Although the site was down on Thursday, Google's cache of the site indicates it was live at least as late as Sunday night. There could be several reasons why it has operated for so long without any visible interference from law enforcement. For one, it most likely didn't jump to the top of any law enforcement agency's list of anti-terrorism priorities thanks to the way the Electronic Jihad software was designed.
Since the attacker has to download the application and launch an attack from his own infrastructure, any malicious traffic targeting a particular site would be coming from only a handful of IP addresses, which could easily be blocked, says Jordan Wiens, senior security engineer for the University of Florida and a contributing editor to Network Computing magazine, which is produced by the same company as InformationWeek.
The Electronic Jihad application is only as effective the organization wielding it. Attackers using botnets to launch DDoS attacks would be much more successful than those using Electronic Jihad, whose attacks could be traced back to their sources, Wiens said. Still, the application's very existence is disturbing, especially, "if they ever get their act together," he added.

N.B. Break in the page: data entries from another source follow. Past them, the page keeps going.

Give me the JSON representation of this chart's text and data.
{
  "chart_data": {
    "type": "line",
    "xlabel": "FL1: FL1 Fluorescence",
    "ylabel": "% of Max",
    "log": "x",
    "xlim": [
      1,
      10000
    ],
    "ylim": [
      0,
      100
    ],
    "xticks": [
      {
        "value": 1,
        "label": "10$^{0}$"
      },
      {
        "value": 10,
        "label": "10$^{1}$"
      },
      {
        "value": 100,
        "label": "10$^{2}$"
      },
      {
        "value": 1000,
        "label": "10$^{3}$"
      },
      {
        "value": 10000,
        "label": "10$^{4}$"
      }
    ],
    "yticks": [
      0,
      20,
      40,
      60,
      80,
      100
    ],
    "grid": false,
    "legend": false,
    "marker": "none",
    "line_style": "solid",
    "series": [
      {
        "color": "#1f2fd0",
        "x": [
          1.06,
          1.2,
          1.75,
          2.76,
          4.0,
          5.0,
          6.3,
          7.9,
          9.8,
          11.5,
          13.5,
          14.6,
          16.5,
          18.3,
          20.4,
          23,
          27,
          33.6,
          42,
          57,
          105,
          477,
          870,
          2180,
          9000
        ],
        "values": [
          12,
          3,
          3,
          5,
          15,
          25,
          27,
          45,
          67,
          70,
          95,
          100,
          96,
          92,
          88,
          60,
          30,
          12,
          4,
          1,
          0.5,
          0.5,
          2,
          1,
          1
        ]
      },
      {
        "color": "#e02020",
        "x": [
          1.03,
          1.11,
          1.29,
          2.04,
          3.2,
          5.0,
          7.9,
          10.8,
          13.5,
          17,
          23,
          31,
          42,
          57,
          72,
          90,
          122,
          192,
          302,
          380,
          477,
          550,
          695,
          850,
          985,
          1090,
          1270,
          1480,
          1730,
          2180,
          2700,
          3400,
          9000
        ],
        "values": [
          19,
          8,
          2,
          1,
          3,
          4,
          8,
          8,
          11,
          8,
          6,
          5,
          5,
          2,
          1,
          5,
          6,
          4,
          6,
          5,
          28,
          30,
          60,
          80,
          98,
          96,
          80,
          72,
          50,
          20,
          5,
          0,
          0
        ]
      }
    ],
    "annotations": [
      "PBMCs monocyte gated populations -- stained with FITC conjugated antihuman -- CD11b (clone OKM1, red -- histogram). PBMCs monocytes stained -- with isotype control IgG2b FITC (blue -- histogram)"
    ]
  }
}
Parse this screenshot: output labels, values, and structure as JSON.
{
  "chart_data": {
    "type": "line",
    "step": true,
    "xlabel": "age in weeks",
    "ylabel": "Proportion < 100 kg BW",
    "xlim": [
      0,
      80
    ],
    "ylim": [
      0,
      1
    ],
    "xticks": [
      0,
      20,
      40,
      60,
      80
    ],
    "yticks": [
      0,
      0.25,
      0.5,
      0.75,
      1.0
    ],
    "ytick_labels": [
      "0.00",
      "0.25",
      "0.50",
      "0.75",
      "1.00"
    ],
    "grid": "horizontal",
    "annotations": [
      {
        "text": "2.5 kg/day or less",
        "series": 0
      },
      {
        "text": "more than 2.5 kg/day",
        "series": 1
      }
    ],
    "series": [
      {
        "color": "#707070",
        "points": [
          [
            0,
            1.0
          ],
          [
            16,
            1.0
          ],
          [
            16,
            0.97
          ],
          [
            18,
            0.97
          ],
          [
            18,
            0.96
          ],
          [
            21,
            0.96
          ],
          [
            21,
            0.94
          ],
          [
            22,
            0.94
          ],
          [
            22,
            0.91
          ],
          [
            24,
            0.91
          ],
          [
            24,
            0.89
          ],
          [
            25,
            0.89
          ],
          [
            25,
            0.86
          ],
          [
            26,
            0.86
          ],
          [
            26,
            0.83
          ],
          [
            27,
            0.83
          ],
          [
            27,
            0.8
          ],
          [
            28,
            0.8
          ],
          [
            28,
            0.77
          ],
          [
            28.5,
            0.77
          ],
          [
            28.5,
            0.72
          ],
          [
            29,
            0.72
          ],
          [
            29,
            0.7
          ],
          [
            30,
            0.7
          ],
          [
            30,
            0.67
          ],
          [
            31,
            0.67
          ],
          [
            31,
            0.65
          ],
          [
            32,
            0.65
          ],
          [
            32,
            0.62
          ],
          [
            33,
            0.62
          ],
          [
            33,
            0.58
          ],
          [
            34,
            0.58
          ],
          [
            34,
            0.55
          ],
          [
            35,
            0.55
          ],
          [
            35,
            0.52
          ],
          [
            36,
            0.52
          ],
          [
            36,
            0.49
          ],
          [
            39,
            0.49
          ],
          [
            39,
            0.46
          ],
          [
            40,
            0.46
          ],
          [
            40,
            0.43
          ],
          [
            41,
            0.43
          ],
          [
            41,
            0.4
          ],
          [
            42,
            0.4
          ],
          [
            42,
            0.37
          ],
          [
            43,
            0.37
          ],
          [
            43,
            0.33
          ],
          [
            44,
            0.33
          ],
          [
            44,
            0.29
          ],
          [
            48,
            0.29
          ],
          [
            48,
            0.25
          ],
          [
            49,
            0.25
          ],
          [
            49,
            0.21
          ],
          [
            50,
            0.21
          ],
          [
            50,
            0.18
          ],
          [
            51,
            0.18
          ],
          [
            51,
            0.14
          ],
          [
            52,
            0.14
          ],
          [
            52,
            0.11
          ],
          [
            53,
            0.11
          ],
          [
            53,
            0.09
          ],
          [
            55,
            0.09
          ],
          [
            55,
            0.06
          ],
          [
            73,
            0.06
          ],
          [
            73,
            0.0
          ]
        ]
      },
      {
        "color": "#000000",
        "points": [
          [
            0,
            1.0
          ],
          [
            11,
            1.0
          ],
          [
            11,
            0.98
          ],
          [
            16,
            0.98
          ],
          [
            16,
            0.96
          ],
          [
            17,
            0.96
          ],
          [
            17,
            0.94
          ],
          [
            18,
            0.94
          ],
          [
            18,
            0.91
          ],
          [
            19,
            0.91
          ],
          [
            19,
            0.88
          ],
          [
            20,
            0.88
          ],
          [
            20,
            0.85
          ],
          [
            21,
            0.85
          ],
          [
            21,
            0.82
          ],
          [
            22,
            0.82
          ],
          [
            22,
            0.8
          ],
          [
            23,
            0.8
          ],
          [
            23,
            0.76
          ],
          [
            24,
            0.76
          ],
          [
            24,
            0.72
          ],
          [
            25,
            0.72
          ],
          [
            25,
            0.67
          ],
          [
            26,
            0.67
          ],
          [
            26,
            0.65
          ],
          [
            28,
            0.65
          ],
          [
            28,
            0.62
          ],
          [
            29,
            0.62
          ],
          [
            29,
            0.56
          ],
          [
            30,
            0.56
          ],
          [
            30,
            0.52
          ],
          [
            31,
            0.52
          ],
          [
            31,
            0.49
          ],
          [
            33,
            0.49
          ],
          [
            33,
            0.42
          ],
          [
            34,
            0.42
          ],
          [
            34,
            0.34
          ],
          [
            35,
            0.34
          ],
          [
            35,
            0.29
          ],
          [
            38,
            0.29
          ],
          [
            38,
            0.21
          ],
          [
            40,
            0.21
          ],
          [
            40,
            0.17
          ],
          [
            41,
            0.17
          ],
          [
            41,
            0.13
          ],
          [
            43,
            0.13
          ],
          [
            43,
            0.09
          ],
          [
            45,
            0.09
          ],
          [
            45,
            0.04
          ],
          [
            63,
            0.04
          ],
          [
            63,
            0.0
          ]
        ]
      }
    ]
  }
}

Al-jinan.org took care to have the site, including its IP address, hosted in the U.S., while the domain name server is managed by a company in the Middle East. "If you control the DNS, you control the domain," Wiens said. "That's what they would want to keep out of the hands of anyone who would want to shut them down." This set-up also creates cross-jurisdictional chaos which has been difficult to resolve among countries with different laws pertaining to cybercrime.
Al-jinan.org is just one of many sites that law enforcement suspects to be sponsored by terrorist organizations, making it hard for that particular Web site to jump to the top of the list. "There's just so much out there, and these attacks have been on a small scale," Marquardt said. "It's the idea that's disconcerting."